The other stable mechanism sales organizations need is the ability to draw on industry expertise. This helps sales reps who may serve customers from many different sectors in their territory and lets them pull in experts who truly understand a particular industry’s pain points and latest developments. This is increasingly important as companies shift from product to solution selling.

Such industry-segment experts (or “vertical” experts, as they are often called) may be new roles with new capabilities that do not already exist in the company. They can be part of the key-account squads mentioned earlier, if the workload justifies that co-location, but they more typically lead industry-segment tribes and support multiple teams, including those serving smaller accounts. The stable backbone they provide also includes off-the-shelf value propositions for the particular segment, customer-value calculators, and solution configuration tools—and, of course, they connect to the customer as and when required.

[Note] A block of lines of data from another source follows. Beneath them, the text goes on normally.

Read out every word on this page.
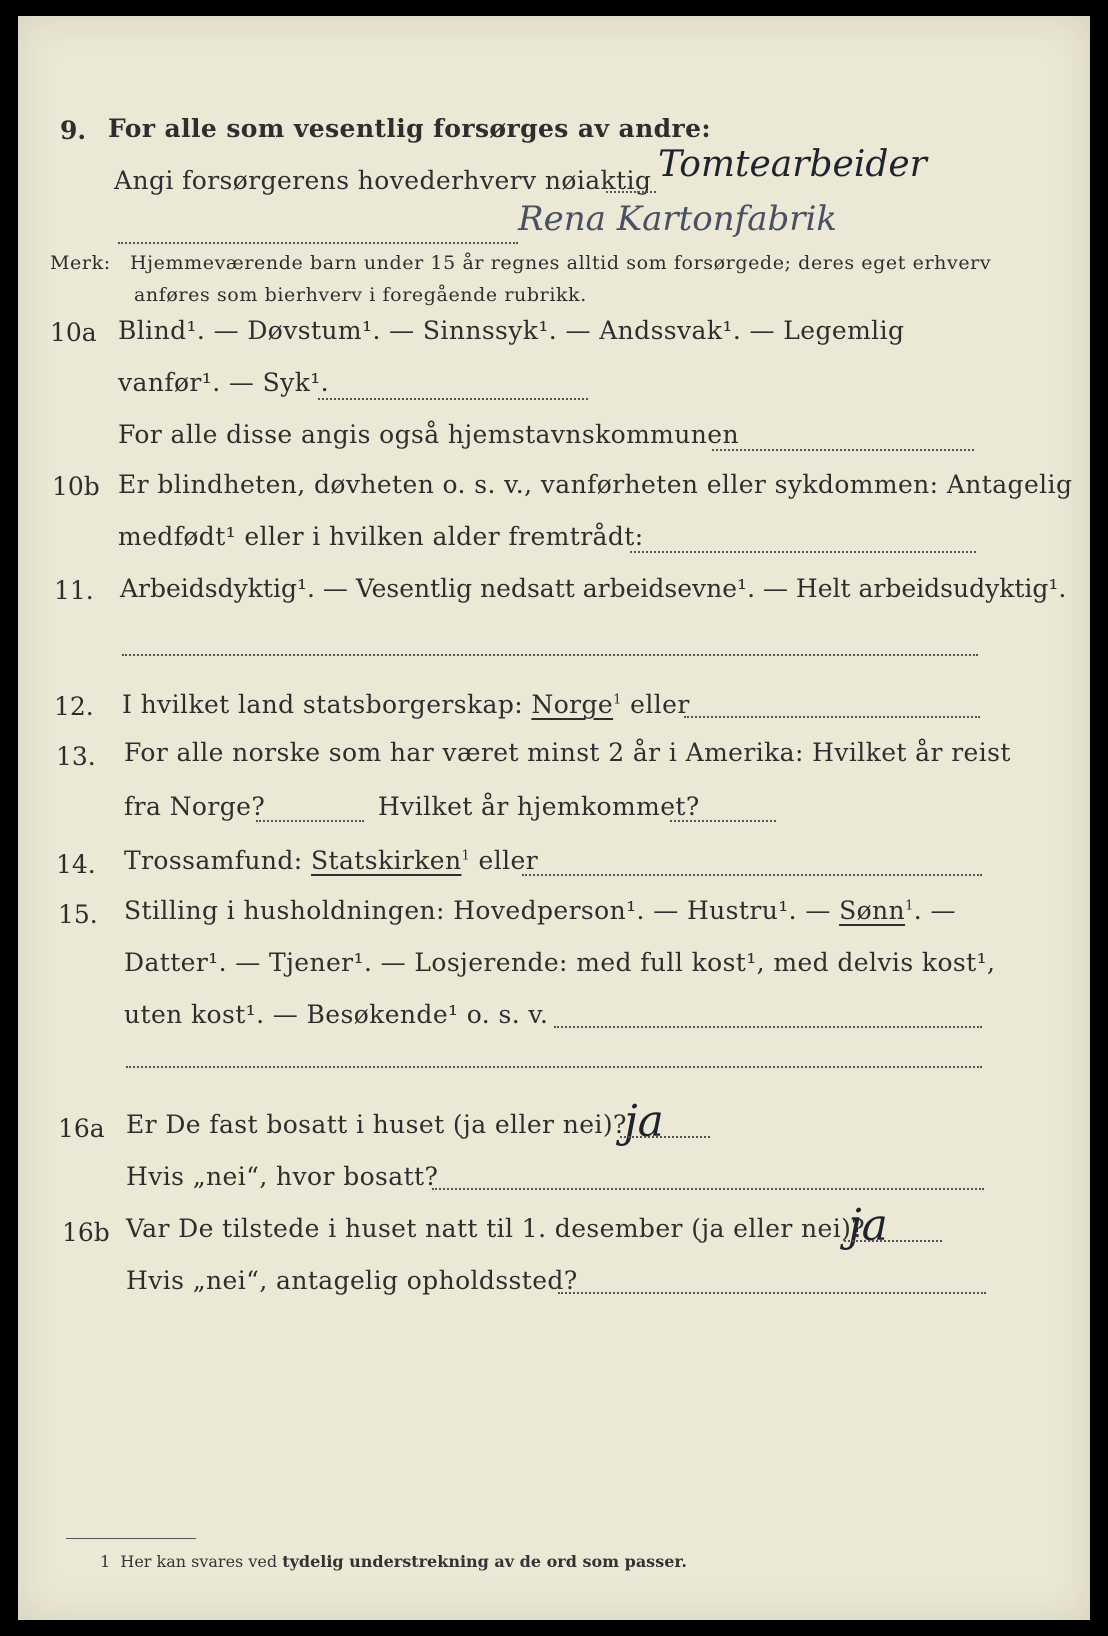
9. For alle som vesentlig forsørges av andre:
Angi forsørgerens hovederhverv nøiaktig Tomtearbeider
Rena Kartonfabrik
Merk: Hjemmeværende barn under 15 år regnes alltid som forsørgede; deres eget erhverv
anføres som bierhverv i foregående rubrikk.
10a Blind¹. — Døvstum¹. — Sinnssyk¹. — Andssvak¹. — Legemlig
vanfør¹. — Syk¹.
For alle disse angis også hjemstavnskommunen
10b Er blindheten, døvheten o. s. v., vanførheten eller sykdommen: Antagelig
medfødt¹ eller i hvilken alder fremtrådt:
11. Arbeidsdyktig¹. — Vesentlig nedsatt arbeidsevne¹. — Helt arbeidsudyktig¹.
12. I hvilket land statsborgerskap: Norge$^1$ eller
13. For alle norske som har været minst 2 år i Amerika: Hvilket år reist
fra Norge?	Hvilket år hjemkommet?
14. Trossamfund: Statskirken$^1$ eller
15. Stilling i husholdningen: Hovedperson¹. — Hustru¹. — Sønn$^1$. —
Datter¹. — Tjener¹. — Losjerende: med full kost¹, med delvis kost¹,
uten kost¹. — Besøkende¹ o. s. v.
16a Er De fast bosatt i huset (ja eller nei)?
ja
Hvis „nei“, hvor bosatt?
16b Var De tilstede i huset natt til 1. desember (ja eller nei)?
ja
Hvis „nei“, antagelig opholdssted?
1 Her kan svares ved tydelig understrekning av de ord som passer.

A global semiconductor company realized it was facing increased commoditization in its components markets. It was hard for its customers—and even its sales managers—to understand how the combined technical performance of individual components could lead to distinct benefits in specific system applications. To help these sales managers tailor their approach to specific application areas, the company established centralized application-segment teams. These teams consisted of technical application system engineers as well as segment marketeers. Together, they shaped integrated systems for specific application areas, articulated the value proposition in terms of application benefits to end customers, and ensured product road maps were validated against segment trends.

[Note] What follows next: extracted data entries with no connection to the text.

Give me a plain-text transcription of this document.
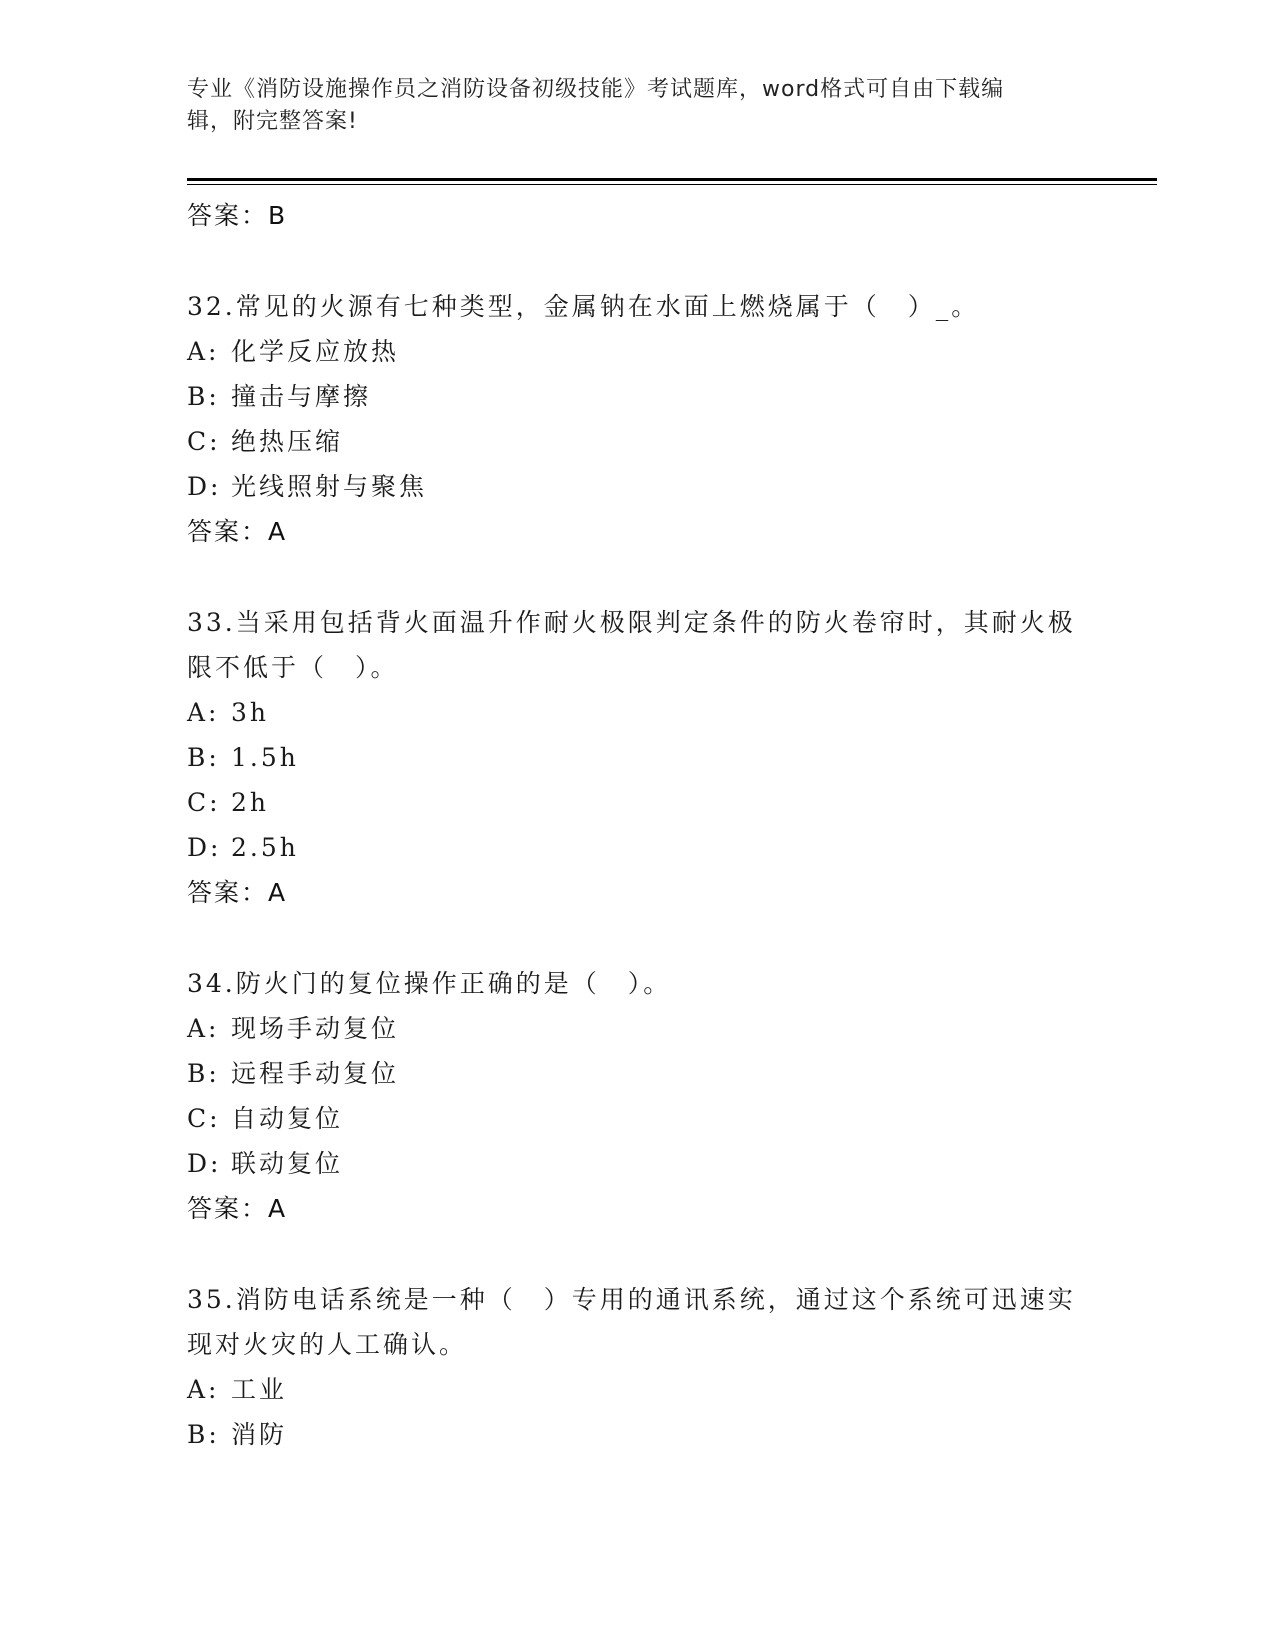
专业《消防设施操作员之消防设备初级技能》考试题库，word格式可自由下载编
辑，附完整答案!
答案：B
32.常见的火源有七种类型，金属钠在水面上燃烧属于（　）_。
A: 化学反应放热
B: 撞击与摩擦
C: 绝热压缩
D: 光线照射与聚焦
答案：A
33.当采用包括背火面温升作耐火极限判定条件的防火卷帘时，其耐火极限不低于（　）。
A: 3h
B: 1.5h
C: 2h
D: 2.5h
答案：A
34.防火门的复位操作正确的是（　）。
A: 现场手动复位
B: 远程手动复位
C: 自动复位
D: 联动复位
答案：A
35.消防电话系统是一种（　）专用的通讯系统，通过这个系统可迅速实现对火灾的人工确认。
A: 工业
B: 消防
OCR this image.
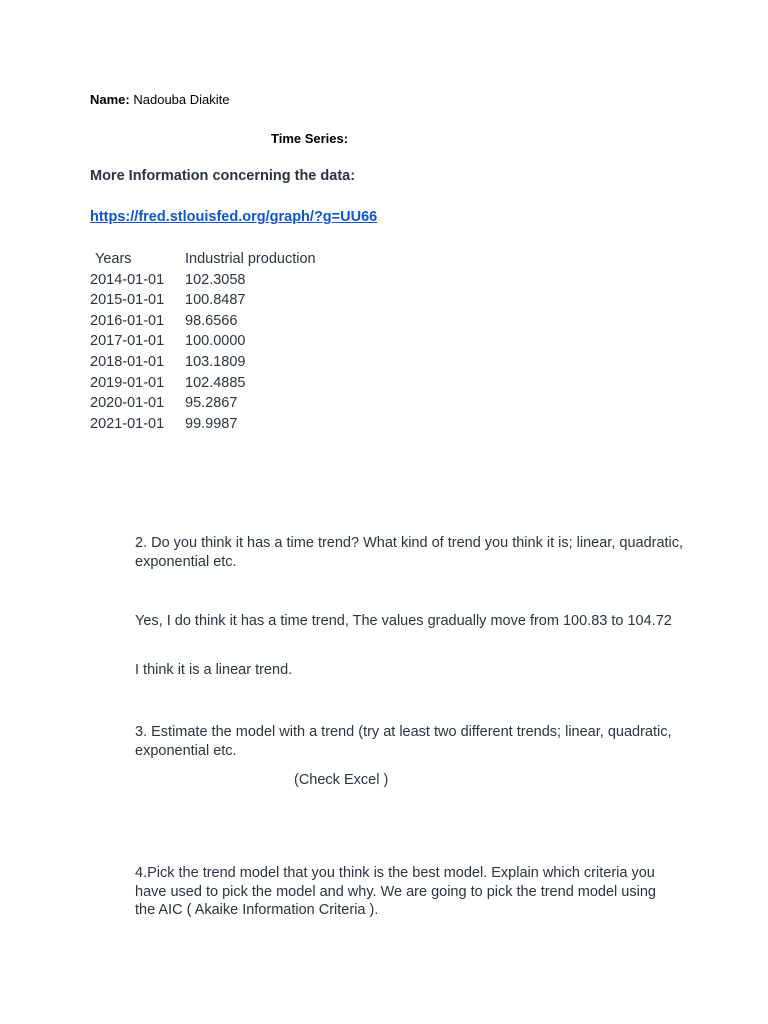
Name: Nadouba Diakite
Time Series:
More Information concerning the data:
https://fred.stlouisfed.org/graph/?g=UU66
Years	Industrial production
2014-01-01	102.3058
2015-01-01	100.8487
2016-01-01	98.6566
2017-01-01	100.0000
2018-01-01	103.1809
2019-01-01	102.4885
2020-01-01	95.2867
2021-01-01	99.9987

2. Do you think it has a time trend? What kind of trend you think it is; linear, quadratic, exponential etc.

Yes, I do think it has a time trend, The values gradually move from 100.83 to 104.72

I think it is a linear trend.

3. Estimate the model with a trend (try at least two different trends; linear, quadratic, exponential etc.

(Check Excel )

4.Pick the trend model that you think is the best model. Explain which criteria you have used to pick the model and why. We are going to pick the trend model using the AIC ( Akaike Information Criteria ).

The approach helped sales reps to be much more dynamic in their sales approach: they could now tell a completely different story when talking to manufacturers of automotive lighting, e-bikes, phone adaptors, or server power systems, while selling from the same pool of components. Meanwhile, the application-segment experts ensured that sales reps were up-to-date on the latest trends and developments and could rapidly update customer offerings where relevant. Customized, application-specific value propositions and customer-value calculators now help sales reps unlock underpenetrated segments and are driving the company’s growth.


Traditional sales excellence may no longer cut it, especially as sales leaders manage the repercussions of COVID-19. It is time to redefine our sales approaches and establish agile go-to-market models that meet and exceed fast-changing B2B customer circumstances and expectations.